Furthermore, QSM provides a direct measure of the local heterogeneities of the magnetic field by using a deconvolution method, which assists in eliminating the susceptibilities of surrounding structures [59]. It has been demonstrated that QSM is more sensitive than R2* in identifying iron overload in PD [59][60][61], even in the prodromal stage of the disease [62]. Values from QSM correlate with disease condition and duration [60][61][63][64], and they distinguish PD and PS [65]. Moreover, QSM can address iron variation within the SN [66] and lateral asymmetry of iron deposition, which is related to a manifestation of asymmetric signs and symptoms in PD [17]. When QSM is used in early- and advanced-stage PD patients, it is of note that it has been demonstrated that iron deposition affected SNc exclusively in the early stages of the disease, while in the late PD stage, iron deposition involved other regions, concomitant with SNc [67]. This latter finding indicates that QSM is a tool with which to monitor iron deposition and disease progression in PD. Specifically, changes in iron seem to be limited to the ventral aspect of SN [66], which has been reported to degenerate early in the course of the disease [68]. According to the distribution of the pathological involvement distinguishing the various forms of Parkinsonism, red and subtalamic nuclei are involved in PSP, together with SN, while iron deposition in MSA is significantly higher in the putamen [69]. Finally, all Parkinsonisms have been demonstrated to display increased susceptibility in the subcortical structures, thereby reflecting distinct topographical patterns of abnormal brain iron accumulation [70].

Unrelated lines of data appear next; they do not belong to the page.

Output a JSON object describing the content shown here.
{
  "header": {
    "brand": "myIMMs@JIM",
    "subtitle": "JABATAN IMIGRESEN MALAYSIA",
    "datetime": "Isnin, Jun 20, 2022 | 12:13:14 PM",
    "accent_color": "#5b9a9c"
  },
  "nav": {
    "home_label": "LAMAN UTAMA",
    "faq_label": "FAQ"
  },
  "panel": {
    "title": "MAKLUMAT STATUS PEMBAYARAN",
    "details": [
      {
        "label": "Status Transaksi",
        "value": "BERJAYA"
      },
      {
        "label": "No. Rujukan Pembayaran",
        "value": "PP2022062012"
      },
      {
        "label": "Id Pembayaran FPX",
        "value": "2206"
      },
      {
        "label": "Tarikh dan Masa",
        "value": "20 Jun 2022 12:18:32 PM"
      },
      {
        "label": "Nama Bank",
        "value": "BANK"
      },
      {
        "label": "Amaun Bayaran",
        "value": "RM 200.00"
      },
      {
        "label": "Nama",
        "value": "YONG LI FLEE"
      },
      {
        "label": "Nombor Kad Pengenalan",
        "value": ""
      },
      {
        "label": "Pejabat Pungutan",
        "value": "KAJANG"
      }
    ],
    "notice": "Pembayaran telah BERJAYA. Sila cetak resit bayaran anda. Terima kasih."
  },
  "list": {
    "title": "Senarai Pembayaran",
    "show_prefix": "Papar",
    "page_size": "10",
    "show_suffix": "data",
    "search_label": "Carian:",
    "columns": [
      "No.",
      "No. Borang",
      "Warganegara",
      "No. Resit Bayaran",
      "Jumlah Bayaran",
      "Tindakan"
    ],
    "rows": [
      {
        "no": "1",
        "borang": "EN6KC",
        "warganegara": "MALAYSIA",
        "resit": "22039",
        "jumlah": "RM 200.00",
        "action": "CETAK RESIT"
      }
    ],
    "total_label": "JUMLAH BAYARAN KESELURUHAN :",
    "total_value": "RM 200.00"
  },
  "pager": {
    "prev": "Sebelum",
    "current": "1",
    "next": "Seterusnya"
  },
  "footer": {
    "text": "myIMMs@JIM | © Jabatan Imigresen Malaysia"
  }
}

Both QSM and R2* may be effective tools in the differential diagnoses of degenerative PS, a fact that permits the tracking of dynamic changes that are associated with the pathological progression of these disorders. In addition, while QSM is more sensitive to the iron content of SN, R2* can be said to reflect pathological features, such as α-synuclein, in addition to iron deposits [71].